“Toddlers in Tiaras,” an article by Skip Hollandsworth, gives a glimpse into the world of child beauty pageants. It brings forth food for thought when one considers the “sexploitation“ of young girls, toddlers, even infants. In addition, it addresses the focus these pageants put on physical perfection and how these young ones are bombarded not only that singular focus but it questions their future development in light of the suggestive costumes and gestures they are encouraged to engage in. The article also questions the motives of parents who insist on pushing their children into these pageants and whether participation puts their children in danger.

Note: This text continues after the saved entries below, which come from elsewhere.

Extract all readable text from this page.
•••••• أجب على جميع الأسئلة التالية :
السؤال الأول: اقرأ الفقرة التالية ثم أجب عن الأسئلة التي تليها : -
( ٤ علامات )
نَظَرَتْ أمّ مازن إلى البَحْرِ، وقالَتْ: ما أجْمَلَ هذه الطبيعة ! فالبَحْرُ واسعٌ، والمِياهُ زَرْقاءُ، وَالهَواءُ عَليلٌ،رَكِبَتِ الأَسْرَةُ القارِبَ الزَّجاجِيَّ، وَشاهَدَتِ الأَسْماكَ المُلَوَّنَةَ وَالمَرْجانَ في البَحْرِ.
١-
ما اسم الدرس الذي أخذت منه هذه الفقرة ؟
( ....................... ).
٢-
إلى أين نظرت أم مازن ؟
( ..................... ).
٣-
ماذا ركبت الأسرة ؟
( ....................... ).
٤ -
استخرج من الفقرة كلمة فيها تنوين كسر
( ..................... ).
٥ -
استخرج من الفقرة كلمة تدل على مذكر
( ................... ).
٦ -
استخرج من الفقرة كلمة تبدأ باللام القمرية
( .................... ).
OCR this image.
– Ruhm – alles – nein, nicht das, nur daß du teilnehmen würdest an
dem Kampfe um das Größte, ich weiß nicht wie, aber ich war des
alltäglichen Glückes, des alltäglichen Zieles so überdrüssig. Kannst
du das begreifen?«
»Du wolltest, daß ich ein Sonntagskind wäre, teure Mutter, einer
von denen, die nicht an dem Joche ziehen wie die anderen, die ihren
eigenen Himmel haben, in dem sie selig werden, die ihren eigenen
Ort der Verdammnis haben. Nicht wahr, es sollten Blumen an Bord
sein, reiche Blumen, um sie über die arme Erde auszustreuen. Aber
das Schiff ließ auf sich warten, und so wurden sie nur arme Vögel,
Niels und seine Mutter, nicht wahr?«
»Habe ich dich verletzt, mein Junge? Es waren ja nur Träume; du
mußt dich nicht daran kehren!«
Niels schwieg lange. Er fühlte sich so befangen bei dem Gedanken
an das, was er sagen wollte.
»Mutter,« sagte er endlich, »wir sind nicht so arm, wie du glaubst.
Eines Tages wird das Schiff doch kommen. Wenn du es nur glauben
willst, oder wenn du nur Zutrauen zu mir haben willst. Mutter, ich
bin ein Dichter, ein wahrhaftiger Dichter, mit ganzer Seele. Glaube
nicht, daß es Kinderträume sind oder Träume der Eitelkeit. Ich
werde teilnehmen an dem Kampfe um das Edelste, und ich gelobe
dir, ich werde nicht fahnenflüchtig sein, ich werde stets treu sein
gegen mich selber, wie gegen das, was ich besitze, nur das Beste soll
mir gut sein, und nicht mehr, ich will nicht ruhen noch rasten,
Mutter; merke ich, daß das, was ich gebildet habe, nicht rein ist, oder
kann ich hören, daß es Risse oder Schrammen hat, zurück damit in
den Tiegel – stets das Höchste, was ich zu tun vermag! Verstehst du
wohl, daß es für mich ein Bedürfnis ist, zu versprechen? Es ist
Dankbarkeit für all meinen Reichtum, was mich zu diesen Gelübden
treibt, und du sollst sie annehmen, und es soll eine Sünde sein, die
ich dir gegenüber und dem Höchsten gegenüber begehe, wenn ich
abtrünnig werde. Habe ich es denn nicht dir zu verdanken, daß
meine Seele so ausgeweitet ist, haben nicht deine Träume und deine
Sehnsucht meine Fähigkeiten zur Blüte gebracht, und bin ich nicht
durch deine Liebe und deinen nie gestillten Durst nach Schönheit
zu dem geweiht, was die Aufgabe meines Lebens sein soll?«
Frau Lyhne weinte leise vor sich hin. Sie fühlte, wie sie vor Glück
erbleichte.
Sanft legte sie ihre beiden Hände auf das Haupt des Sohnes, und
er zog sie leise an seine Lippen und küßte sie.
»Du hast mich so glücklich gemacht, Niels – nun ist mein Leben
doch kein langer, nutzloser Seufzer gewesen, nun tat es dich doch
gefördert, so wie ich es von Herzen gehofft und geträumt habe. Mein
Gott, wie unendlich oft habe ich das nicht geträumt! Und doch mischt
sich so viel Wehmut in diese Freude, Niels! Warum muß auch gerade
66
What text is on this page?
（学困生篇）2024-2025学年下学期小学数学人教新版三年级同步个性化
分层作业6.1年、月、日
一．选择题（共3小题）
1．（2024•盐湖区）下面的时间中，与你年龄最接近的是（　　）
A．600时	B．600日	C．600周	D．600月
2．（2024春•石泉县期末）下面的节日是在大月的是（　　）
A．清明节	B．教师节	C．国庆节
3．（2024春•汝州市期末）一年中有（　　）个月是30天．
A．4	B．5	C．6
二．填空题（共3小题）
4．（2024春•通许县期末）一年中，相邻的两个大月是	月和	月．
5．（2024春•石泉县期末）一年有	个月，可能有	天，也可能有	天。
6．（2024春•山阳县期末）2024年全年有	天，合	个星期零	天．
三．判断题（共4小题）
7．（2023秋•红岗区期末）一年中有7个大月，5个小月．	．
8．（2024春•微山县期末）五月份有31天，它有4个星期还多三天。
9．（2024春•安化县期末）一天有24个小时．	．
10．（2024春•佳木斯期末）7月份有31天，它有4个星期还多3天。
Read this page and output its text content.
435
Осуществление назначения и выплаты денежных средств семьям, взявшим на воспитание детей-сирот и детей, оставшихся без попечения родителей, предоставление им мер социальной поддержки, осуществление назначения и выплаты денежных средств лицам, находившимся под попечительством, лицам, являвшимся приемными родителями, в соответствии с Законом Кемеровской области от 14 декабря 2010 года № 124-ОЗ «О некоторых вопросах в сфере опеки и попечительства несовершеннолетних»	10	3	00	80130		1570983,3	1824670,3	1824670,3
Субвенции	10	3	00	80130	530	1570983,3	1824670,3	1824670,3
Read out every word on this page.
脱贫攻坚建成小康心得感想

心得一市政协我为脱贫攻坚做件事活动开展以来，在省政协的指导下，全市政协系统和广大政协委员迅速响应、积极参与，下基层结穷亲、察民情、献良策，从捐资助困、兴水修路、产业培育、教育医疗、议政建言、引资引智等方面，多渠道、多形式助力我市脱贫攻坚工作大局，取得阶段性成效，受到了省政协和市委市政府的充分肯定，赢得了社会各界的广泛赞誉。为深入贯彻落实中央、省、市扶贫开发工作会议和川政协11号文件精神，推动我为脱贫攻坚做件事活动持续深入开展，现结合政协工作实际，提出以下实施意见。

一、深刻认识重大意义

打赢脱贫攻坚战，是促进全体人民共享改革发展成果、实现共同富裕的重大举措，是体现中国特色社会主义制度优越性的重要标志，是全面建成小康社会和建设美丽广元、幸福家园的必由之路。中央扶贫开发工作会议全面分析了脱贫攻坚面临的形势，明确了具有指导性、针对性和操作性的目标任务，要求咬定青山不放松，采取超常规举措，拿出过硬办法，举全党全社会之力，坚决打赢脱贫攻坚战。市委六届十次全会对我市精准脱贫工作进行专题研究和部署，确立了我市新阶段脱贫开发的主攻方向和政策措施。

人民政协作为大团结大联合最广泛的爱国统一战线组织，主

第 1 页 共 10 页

The article was published in Good Housekeeping Magazine which according to their website, has a subscription rate over 4 million. The reputation of the magazine is a solid one of trust built on the foundation of the Good Housekeeping Research Institute, which awards the Good Housekeeping Seal of Approval to products which have performed to their high expectations. There are some who view the magazine as a sort of social educator, bringing attention to current issues geared towards the interests of women between the ages of 25 and 50, most of them mothers of growing families. The publication hands out advice on childrearing and tips on how to make your home more attractive or cost efficient ways to run your home in addition to snippets on fashion and health. With such a large audience, Mr. Hollandsworth was sure to reach readers sympathetic to his rhetoric.
The author does not come right out and say, “Pageants are bad.” He draws the reader in with his descriptions of the activities of the children and their parents along with the pageant promoters. He opens by illustrating the transition of a young 6-year-old. Plenty of 6-year-olds have played dress up over the years by putting on mommy’s lipstick or high heels, but not to this extreme. Rarely will an afternoon of play include the application of spray tanner or false teeth, referred to as “flippers”. A Saturday is usually meant for long, lazy mornings or a time away from the structure of school, a day or relaxation. To read of an hour and a half spent layering cosmetics on a young child that some adults don’t even use (at least not on a Saturday), not to mention the use hairpieces and the wearing of a hand-sewn $3000 dress, which is just the beginning of a long day in search of “a promise of a tiara.”